Kennedy first ran for Congress at age twenty-nine, was a leading contender for his party’s vice-presidential nomination at thirty-nine, used political primaries in a way that was new to capture the Democratic Party presidential nomination, and became the youngest man elected president at age forty-three. Reagan did not run for political office until he was fifty-five, but when he did he swung for the fences, vying for governor of the nation’s most populous state, California—and winning. But even before he had taken the gubernatorial oath of office, he was planning his first run for president, mounting a poorly conceived challenge to party elder Richard Nixon in 1968. Eight years later, the man who popularized the so-called “Eleventh Commandment” (“Thou shalt not speak ill of a fellow Republican”) happily challenged an incumbent president from his own party and nearly won.
Together, Kennedy and Reagan established a new standard for presidential preparedness: You are qualified to run for president if you think you are qualified to run for president.

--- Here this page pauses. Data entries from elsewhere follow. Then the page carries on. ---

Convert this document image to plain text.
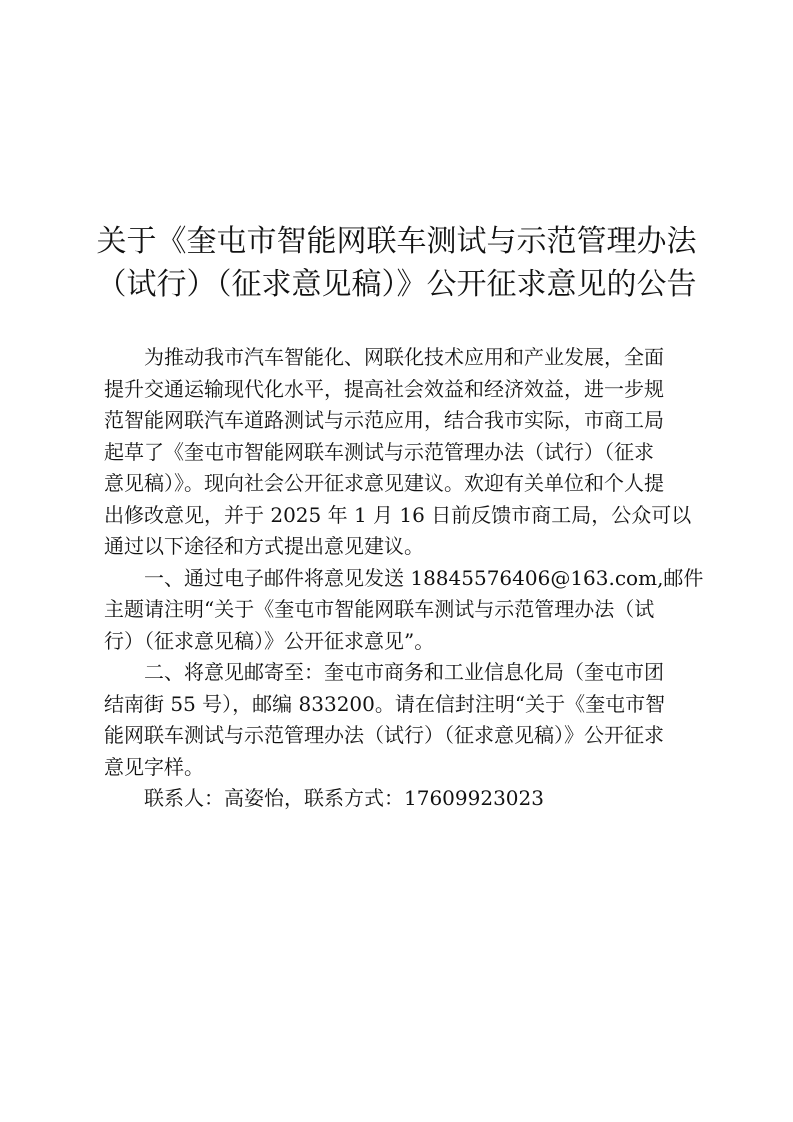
关于《奎屯市智能网联车测试与示范管理办法
（试行）（征求意见稿）》公开征求意见的公告

为推动我市汽车智能化、网联化技术应用和产业发展，全面
提升交通运输现代化水平，提高社会效益和经济效益，进一步规
范智能网联汽车道路测试与示范应用，结合我市实际，市商工局
起草了《奎屯市智能网联车测试与示范管理办法（试行）（征求
意见稿）》。现向社会公开征求意见建议。欢迎有关单位和个人提
出修改意见，并于 2025 年 1 月 16 日前反馈市商工局，公众可以
通过以下途径和方式提出意见建议。

一、通过电子邮件将意见发送 18845576406@163.com,邮件
主题请注明“关于《奎屯市智能网联车测试与示范管理办法（试
行）（征求意见稿）》公开征求意见”。

二、将意见邮寄至：奎屯市商务和工业信息化局（奎屯市团
结南街 55 号），邮编 833200。请在信封注明“关于《奎屯市智
能网联车测试与示范管理办法（试行）（征求意见稿）》公开征求
意见字样。

联系人：高姿怡，联系方式：17609923023
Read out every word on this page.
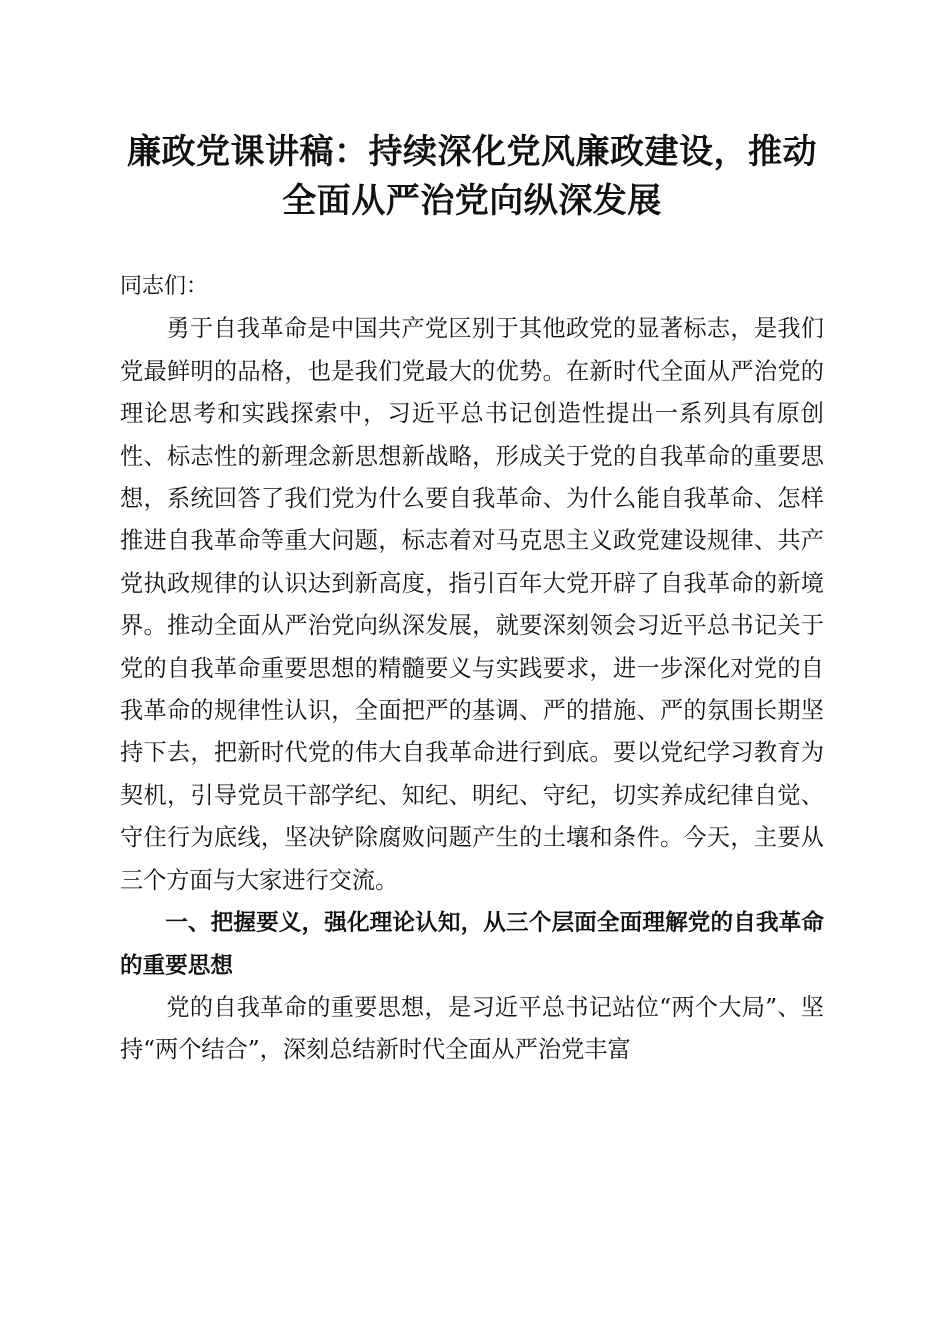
廉政党课讲稿：持续深化党风廉政建设，推动
全面从严治党向纵深发展

同志们：

勇于自我革命是中国共产党区别于其他政党的显著标志，是我们党最鲜明的品格，也是我们党最大的优势。在新时代全面从严治党的理论思考和实践探索中，习近平总书记创造性提出一系列具有原创性、标志性的新理念新思想新战略，形成关于党的自我革命的重要思想，系统回答了我们党为什么要自我革命、为什么能自我革命、怎样推进自我革命等重大问题，标志着对马克思主义政党建设规律、共产党执政规律的认识达到新高度，指引百年大党开辟了自我革命的新境界。推动全面从严治党向纵深发展，就要深刻领会习近平总书记关于党的自我革命重要思想的精髓要义与实践要求，进一步深化对党的自我革命的规律性认识，全面把严的基调、严的措施、严的氛围长期坚持下去，把新时代党的伟大自我革命进行到底。要以党纪学习教育为契机，引导党员干部学纪、知纪、明纪、守纪，切实养成纪律自觉、守住行为底线，坚决铲除腐败问题产生的土壤和条件。今天，主要从三个方面与大家进行交流。

一、把握要义，强化理论认知，从三个层面全面理解党的自我革命的重要思想

党的自我革命的重要思想，是习近平总书记站位“两个大局”、坚持“两个结合”，深刻总结新时代全面从严治党丰富
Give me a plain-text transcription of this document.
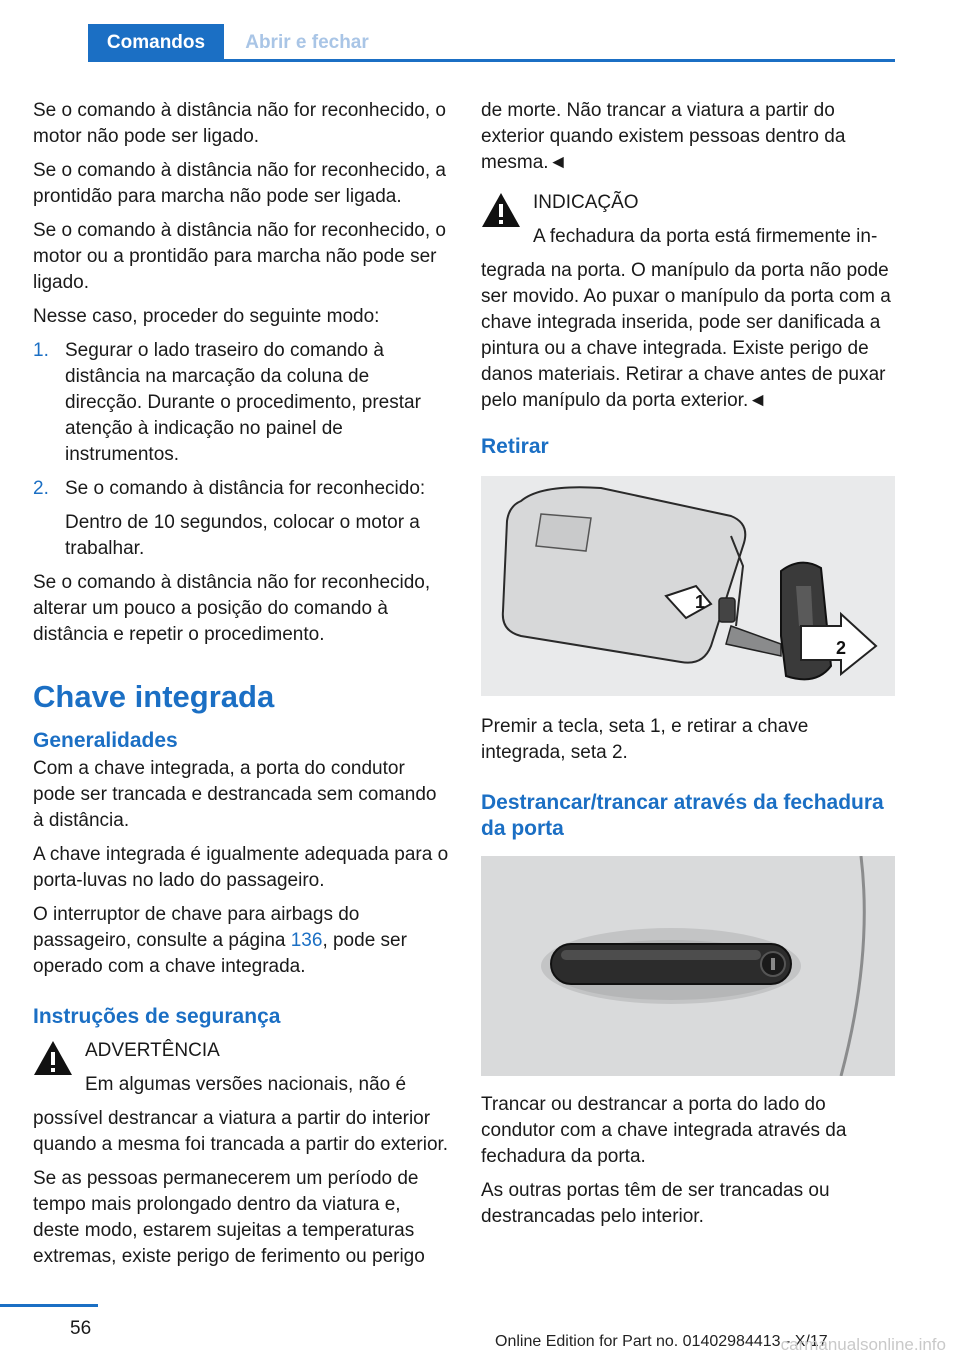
Comandos	Abrir e fechar

Se o comando à distância não for reconhecido, o motor não pode ser ligado.

Se o comando à distância não for reconhecido, a prontidão para marcha não pode ser ligada.

Se o comando à distância não for reconhecido, o motor ou a prontidão para marcha não pode ser ligado.

Nesse caso, proceder do seguinte modo:

1. Segurar o lado traseiro do comando à distância na marcação da coluna de direcção. Durante o procedimento, prestar atenção à indicação no painel de instrumentos.
2. Se o comando à distância for reconhecido:
Dentro de 10 segundos, colocar o motor a trabalhar.

Se o comando à distância não for reconhecido, alterar um pouco a posição do comando à distância e repetir o procedimento.

Chave integrada
Generalidades

Com a chave integrada, a porta do condutor pode ser trancada e destrancada sem comando à distância.

A chave integrada é igualmente adequada para o porta-luvas no lado do passageiro.

O interruptor de chave para airbags do passageiro, consulte a página 136, pode ser operado com a chave integrada.

Instruções de segurança

ADVERTÊNCIA

Em algumas versões nacionais, não é

possível destrancar a viatura a partir do interior quando a mesma foi trancada a partir do exterior.

Se as pessoas permanecerem um período de tempo mais prolongado dentro da viatura e, deste modo, estarem sujeitas a temperaturas extremas, existe perigo de ferimento ou perigo

de morte. Não trancar a viatura a partir do exterior quando existem pessoas dentro da mesma.◄

INDICAÇÃO

A fechadura da porta está firmemente in-

tegrada na porta. O manípulo da porta não pode ser movido. Ao puxar o manípulo da porta com a chave integrada inserida, pode ser danificada a pintura ou a chave integrada. Existe perigo de danos materiais. Retirar a chave antes de puxar pelo manípulo da porta exterior.◄

Retirar
1
2

Premir a tecla, seta 1, e retirar a chave integrada, seta 2.

Destrancar/trancar através da fechadura da porta

Trancar ou destrancar a porta do lado do condutor com a chave integrada através da fechadura da porta.

As outras portas têm de ser trancadas ou destrancadas pelo interior.

56
Online Edition for Part no. 01402984413 - X/17
carmanualsonline.info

The chutzpah it took for each man to take their bold political steps was at least partly rooted in the fact that, after unremarkable childhood achievements and undistinguished academic careers, they enjoyed extraordinary and unexpected personal success as very young adults. Both were national figures in their twenties, Kennedy as an author, Reagan first as a sportscaster and sportswriter and later as a movie star. Fortune smiled so brightly upon them that those who began to follow them concluded that they each led charmed lives, and these followers adjusted their own lives accordingly so that they might serve men whom fate seemed to bless.